China's health care system searching for remedy
(Xinhua)
Updated: 2006-10-06 14:14

"Once the ambulance siren wails, a pig is taken to the market; once a hospital bed is slept in, a year of farming goes down the drain; once a serious disease is contracted, ten years of savings are whittled away," said Dr Ma Wenfang, quoting a well-known Chinese countryside saying.

"The annual average income of farmers in my village is only 500 yuan, (about 62.5 U.S. dollars). After paying for children's tuition fees and living expenses, they have nothing left to cover medical expenses even in county-level hospitals," said Ma, 55-year-old doctor of Suliuzhuang Village of Tongxu County in China's central Henan Province.

He has been the village doctor for 40 years and is responsible for 2,500 farmers. But his clinic only has three pieces of medical equipment: blood pressure gauge, thermometer and stethoscope.
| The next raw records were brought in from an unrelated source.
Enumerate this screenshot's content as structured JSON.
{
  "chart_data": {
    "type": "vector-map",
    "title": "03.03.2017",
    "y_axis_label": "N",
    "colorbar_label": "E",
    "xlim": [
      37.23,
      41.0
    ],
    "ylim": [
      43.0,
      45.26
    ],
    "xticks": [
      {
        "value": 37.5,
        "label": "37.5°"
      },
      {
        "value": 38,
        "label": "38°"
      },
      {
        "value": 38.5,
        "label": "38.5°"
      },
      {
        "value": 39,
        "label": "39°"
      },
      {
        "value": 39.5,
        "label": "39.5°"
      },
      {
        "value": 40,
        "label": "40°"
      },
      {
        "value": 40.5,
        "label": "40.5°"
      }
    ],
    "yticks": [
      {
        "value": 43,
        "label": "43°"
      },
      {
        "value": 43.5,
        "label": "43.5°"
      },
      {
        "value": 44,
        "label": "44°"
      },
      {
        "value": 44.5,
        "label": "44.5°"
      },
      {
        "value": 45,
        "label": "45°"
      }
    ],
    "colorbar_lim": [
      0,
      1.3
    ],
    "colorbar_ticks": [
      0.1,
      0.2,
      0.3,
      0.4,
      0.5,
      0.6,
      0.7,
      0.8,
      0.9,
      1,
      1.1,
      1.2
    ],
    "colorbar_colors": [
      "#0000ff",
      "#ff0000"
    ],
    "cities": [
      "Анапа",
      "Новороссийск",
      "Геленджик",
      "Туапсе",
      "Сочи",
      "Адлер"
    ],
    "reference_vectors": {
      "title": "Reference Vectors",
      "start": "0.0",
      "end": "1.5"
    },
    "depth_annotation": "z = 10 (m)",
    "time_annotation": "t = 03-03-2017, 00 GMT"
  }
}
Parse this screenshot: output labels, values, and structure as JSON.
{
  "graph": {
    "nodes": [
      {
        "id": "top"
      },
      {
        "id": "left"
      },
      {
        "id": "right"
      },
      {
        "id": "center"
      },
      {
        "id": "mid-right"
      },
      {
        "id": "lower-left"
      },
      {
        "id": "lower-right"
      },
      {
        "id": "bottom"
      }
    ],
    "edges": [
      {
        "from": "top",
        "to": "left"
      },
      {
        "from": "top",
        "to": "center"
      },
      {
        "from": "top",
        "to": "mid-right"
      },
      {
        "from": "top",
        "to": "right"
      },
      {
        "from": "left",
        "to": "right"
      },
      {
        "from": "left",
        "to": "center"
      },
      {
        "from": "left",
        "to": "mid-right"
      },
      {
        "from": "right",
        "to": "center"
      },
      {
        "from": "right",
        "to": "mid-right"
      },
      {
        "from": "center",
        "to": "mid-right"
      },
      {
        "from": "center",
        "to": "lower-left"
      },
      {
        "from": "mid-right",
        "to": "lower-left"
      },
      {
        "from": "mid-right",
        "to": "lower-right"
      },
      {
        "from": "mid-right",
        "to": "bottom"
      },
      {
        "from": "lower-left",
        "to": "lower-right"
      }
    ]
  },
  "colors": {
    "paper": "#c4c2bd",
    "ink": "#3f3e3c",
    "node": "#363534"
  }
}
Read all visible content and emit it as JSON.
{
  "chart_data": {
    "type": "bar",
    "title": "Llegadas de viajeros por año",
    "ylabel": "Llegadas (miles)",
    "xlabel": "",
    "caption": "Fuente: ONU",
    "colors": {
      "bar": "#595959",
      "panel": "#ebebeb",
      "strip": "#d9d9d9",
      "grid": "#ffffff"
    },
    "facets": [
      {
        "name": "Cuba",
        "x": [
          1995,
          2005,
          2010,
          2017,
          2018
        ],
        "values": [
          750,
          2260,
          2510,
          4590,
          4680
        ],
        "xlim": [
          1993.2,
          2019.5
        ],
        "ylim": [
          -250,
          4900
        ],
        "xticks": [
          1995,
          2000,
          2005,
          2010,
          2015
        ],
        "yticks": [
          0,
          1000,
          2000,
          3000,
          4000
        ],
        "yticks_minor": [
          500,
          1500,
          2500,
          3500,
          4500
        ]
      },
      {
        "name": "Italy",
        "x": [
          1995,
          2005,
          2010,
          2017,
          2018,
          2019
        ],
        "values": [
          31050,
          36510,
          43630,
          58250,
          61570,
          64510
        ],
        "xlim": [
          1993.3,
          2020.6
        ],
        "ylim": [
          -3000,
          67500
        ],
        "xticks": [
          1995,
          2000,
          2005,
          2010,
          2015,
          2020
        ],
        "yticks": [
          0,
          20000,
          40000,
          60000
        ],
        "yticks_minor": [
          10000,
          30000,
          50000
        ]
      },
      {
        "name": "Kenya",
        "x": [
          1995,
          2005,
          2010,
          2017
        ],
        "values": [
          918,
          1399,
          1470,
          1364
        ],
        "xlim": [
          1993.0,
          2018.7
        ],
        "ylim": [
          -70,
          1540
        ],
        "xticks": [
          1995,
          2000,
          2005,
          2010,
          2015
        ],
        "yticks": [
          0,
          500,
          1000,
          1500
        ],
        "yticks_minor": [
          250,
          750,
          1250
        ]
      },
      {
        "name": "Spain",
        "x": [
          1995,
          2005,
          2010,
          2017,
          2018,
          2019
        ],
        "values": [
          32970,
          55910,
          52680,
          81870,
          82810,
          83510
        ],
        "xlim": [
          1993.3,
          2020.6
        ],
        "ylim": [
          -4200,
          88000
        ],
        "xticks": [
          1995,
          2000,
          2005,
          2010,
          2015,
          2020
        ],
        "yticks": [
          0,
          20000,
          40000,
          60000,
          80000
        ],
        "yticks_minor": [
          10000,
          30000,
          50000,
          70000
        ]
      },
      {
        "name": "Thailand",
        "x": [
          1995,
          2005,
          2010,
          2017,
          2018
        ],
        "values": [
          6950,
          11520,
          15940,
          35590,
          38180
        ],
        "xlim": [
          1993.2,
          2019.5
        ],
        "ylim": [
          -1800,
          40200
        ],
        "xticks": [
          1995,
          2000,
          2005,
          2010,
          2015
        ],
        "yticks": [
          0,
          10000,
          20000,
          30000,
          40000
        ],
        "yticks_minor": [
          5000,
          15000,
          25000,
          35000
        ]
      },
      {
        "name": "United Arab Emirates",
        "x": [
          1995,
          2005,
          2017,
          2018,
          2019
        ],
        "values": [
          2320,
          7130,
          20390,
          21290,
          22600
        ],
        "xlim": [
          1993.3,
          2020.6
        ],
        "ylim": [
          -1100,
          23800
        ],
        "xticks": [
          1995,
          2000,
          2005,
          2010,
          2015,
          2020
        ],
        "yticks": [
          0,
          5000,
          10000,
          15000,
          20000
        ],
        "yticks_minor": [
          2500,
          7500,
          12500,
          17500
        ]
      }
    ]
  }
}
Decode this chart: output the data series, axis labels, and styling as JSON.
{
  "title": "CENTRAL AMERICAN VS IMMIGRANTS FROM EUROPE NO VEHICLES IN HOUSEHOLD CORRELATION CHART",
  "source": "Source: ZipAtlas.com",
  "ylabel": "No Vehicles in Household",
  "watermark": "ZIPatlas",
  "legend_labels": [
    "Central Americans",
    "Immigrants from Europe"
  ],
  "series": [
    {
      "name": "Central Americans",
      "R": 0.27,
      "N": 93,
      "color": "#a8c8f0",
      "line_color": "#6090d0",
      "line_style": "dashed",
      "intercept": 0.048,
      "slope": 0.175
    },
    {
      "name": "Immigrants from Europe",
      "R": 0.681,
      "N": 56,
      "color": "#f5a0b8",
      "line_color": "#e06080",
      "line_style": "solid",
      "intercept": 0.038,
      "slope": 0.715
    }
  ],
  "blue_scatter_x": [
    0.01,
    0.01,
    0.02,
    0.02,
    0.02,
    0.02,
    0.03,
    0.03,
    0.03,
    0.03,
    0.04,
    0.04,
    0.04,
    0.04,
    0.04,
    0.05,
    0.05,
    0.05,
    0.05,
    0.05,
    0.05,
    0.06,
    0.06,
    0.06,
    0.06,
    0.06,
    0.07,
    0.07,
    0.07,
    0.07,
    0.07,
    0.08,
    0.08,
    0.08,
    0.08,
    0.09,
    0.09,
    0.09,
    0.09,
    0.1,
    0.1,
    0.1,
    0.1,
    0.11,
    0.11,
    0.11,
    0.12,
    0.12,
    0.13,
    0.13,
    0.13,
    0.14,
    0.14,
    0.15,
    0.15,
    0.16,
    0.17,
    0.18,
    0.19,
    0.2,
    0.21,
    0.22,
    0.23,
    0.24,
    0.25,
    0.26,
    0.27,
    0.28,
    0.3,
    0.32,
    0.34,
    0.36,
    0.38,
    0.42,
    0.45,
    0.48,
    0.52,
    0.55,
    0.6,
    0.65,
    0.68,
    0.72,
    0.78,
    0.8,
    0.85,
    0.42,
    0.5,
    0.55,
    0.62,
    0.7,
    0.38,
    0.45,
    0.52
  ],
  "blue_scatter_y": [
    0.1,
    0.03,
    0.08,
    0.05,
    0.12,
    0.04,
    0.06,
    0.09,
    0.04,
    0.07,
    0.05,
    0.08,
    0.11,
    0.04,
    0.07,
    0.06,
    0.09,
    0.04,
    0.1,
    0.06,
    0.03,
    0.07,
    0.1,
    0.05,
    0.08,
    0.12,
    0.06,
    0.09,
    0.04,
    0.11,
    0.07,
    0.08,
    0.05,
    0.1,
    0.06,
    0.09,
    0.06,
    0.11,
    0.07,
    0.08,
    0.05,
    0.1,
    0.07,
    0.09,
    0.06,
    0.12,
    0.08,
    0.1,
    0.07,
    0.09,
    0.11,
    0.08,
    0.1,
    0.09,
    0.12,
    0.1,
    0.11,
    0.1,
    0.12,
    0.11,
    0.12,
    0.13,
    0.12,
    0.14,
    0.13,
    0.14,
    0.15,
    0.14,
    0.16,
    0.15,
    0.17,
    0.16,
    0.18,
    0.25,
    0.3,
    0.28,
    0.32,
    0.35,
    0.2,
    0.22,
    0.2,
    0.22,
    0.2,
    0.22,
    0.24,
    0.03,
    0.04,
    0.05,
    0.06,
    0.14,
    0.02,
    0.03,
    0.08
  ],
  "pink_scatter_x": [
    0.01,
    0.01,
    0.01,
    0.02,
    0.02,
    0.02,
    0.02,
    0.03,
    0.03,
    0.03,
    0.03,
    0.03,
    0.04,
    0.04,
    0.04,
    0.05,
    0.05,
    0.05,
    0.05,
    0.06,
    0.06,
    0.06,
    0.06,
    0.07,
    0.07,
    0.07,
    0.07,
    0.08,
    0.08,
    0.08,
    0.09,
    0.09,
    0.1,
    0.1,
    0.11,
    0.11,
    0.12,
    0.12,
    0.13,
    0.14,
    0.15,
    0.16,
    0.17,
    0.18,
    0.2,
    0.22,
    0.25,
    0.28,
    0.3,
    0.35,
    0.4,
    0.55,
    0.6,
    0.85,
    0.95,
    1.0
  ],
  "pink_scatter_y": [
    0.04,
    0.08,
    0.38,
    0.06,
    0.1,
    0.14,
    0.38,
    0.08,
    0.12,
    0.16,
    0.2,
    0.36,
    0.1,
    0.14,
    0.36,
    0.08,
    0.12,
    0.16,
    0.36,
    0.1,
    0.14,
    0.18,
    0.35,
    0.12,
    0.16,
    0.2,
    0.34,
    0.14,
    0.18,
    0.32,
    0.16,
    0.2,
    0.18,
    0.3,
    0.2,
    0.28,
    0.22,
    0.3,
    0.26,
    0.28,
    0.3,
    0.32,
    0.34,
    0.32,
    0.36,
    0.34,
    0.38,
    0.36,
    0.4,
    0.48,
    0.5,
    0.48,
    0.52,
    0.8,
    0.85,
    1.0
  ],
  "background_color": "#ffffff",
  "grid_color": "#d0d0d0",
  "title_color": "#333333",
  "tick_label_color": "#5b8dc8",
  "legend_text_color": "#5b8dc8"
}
"Despite these limitations, 98 percent of farmers came to me," he said, "because at least it is much cheaper for them. Sometimes I give them free medical treatment." For serious cases far beyond the capability of his clinic, Ma encouraged his patients to seek help at county-level hospitals. "But they would rather lie in bed than go to hospital," said Ma, "because it is far too expensive and 25 kilometers away."

The situation in Suliuzhuang Village is not rare. In 2003, the average annual income for China's 800 million rural population was 2,622 yuan (328 U.S. dollars) while the average medical expenses were 2,236 yuan (280 U.S.dollars), according to the Ministry of Health in 2004.

The latest national health survey in 2003 revealed that about 73 percent of people in rural areas who should have sought medical treatment chose not to do so because of the cost.

In urban areas, the figure was 64 percent. As China's socioeconomic system moves increasingly market-oriented and the role of the government as a provider of public services diminishes, the country's health care system, traditionally one of core elements of Chinese socialism, is suffering.

The health care system is dominated by pay-for-service care, notes Ge Yanfeng, deputy director of the Department of Social Development with the Development and Research Center (DRC) of the State Council. "Patients have to pay for treatment out of their own pockets with large differences in quality and access among income groups and between rural and urban populations," he said.